In the absence of a craniosacral practitioner nearby I hold my own space in patient resourcing presence.
And it so happens that the sun is shining and Summer warmth is here at last.
As I lie down in my back garden, I listen to my internal meanderings travelling around the sounds of my neighbourhood (and vice versa): I so long to re-wild myself says I mentally as the children are playing.
What does this mean really? How can I do it? How can I explore my feral, animal self?
I know this may sound quite strange coming from someone who just suffered an injury and is lying in a groomed back garden, shoving the odd insect creeping up her arms or legs.
But I know it from deep deep within and way way back that I hold this yearning to explore my indigenous self in connection with the wildness of other species and with landscapes; particularly untouched, untamed ones like the barrenness of a Burren, or a stern Connemara, or parts of melancholy Mayo around Leenane for example, that so impressed me when I was only 12 and visiting Ireland for the first time.
We were camping in a caravan and a tent back then and it was not easy at times to pitch it. I remember once that it even flew away and we had to run after it. I loved its unpredictability and freedom at the time.
It is in the unforgivable presence of these wild lands that I felt mine arise, that I could sense my wildly passionate life force course my being; longing to express itself creatively.
And that it did.
I remember many nights sitting outside the tent looking at the cliffs below while writing without thinking, just letting my pen, my fingers do their fluid thing, transported.
The holding of the land was so wide open, so free, so ‘sauvage’, so thick with presence, so strongly powerful that it awoke these very same qualities in me and I felt safe despite the roughness, despite the discomforts.
It was profoundly peaceful in a mystical, ancient and fathomless way.
Steeped in geological time, no longer in around-the-clock human time.
That definitely did something like alchemy to the soul.
Maybe this is what some refer to as ‘deep time’. Rob MacFarlane mentions it in an interview for the brilliant Emergence magazine: “But mountains”, he says, “they live in deep time. They occupy phases and scopes of place and time that make a mockery of language.” (https://emergencemagazine.org/story/speaking-the-anthropocene/)
Deep time is Long Tide or even dynamic stillness in cranio speak.

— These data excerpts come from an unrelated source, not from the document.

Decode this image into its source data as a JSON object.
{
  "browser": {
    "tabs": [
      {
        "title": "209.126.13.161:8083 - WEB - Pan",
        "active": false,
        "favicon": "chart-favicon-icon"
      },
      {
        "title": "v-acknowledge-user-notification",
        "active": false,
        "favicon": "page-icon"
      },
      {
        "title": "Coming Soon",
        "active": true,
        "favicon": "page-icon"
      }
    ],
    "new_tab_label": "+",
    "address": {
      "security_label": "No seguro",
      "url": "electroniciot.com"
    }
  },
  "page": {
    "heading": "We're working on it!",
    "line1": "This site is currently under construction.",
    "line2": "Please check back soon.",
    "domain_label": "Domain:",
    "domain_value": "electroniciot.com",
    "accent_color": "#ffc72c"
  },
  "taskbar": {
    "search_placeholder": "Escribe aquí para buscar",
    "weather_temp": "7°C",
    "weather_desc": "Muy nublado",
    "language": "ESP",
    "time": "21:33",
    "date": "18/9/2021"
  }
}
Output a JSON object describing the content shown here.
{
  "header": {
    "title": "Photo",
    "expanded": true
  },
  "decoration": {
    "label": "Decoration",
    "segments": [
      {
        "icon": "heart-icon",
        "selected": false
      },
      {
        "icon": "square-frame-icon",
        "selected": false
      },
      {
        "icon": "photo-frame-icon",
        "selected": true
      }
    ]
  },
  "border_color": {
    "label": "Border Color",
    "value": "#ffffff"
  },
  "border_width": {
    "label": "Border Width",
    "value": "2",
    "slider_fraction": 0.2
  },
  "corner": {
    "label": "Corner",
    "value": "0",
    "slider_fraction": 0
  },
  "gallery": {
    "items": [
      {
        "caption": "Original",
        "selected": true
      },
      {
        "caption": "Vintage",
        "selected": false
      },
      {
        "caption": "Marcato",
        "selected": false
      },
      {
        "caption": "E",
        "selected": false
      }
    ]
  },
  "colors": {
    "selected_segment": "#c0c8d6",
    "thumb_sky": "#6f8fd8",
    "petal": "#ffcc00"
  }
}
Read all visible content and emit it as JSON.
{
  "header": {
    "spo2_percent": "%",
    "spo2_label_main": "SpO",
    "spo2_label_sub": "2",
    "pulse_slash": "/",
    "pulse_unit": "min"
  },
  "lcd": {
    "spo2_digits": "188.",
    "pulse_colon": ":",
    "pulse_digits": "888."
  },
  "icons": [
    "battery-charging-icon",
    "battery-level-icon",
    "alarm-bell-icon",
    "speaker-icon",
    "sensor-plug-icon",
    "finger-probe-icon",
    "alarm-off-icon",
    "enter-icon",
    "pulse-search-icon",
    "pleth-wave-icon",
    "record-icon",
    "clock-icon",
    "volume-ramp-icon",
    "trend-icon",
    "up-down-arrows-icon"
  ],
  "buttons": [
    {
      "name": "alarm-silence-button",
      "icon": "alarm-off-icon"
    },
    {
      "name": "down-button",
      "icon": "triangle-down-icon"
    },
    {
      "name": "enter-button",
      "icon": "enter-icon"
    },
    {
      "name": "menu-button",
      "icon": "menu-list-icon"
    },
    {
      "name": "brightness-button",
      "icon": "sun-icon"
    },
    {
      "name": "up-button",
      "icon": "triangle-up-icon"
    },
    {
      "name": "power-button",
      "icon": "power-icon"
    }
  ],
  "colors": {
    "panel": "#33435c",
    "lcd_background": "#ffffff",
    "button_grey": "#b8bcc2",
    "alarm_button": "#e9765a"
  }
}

It is the point when during a session, we penetrate through what feels like a magic portal and all we can say, indeed, is “wow”.
No language can faithfully translate the sense of wonder, the unpredictability, the freedom, the true nature of what is perceived.
This is where beyond human speaks in a language of its own.
So here I am almost 40 years later, lying in this mown back garden on the very landscaped East coast of Ireland, a grown up woman with a biodynamic craniosacral practice and a deep longing to reconnect with the untamed, the wild, the unconscious creative of her own nature within Mother Nature.
Well let's connect the dots shall we? Or maybe you already have?
The healing force at play in my system is that very Breath of Life that's everywhere in Nature; it is Wakan Tanka, the "Great Sacred Creative Power" of the Lakotas...
No wonder it is talking to me from that mysterious, magical realm and I am listening, responding.
Healing from a hip sprain, I keep counting my blessings.
PS: It so happens that the true indigenous meaning of wakan is not actually sacred as the English dictionary says but 'connected'. It refers to all things in nature says Jon Young as he heard it from traditional Lakota Gilbert Walking Bull. It also means "the ropes, the veins or the arteries or the strings…the waves where electricity moves in nature…"(https://soundcloud.com/more-than-human-858335539/the-meaning-of-wakan). So it would be very much about all connective tissues in the body.
This is just such a wonderful piece of the jigsaw that closes the loop in many ways: as the connective tissues of my hip are healing, they communicate on the strings of the greater wakan force in the natural world. So beautifully moving.
I owe this gem of an addendum to a reader: Dame-Hilary Stripp, thank you!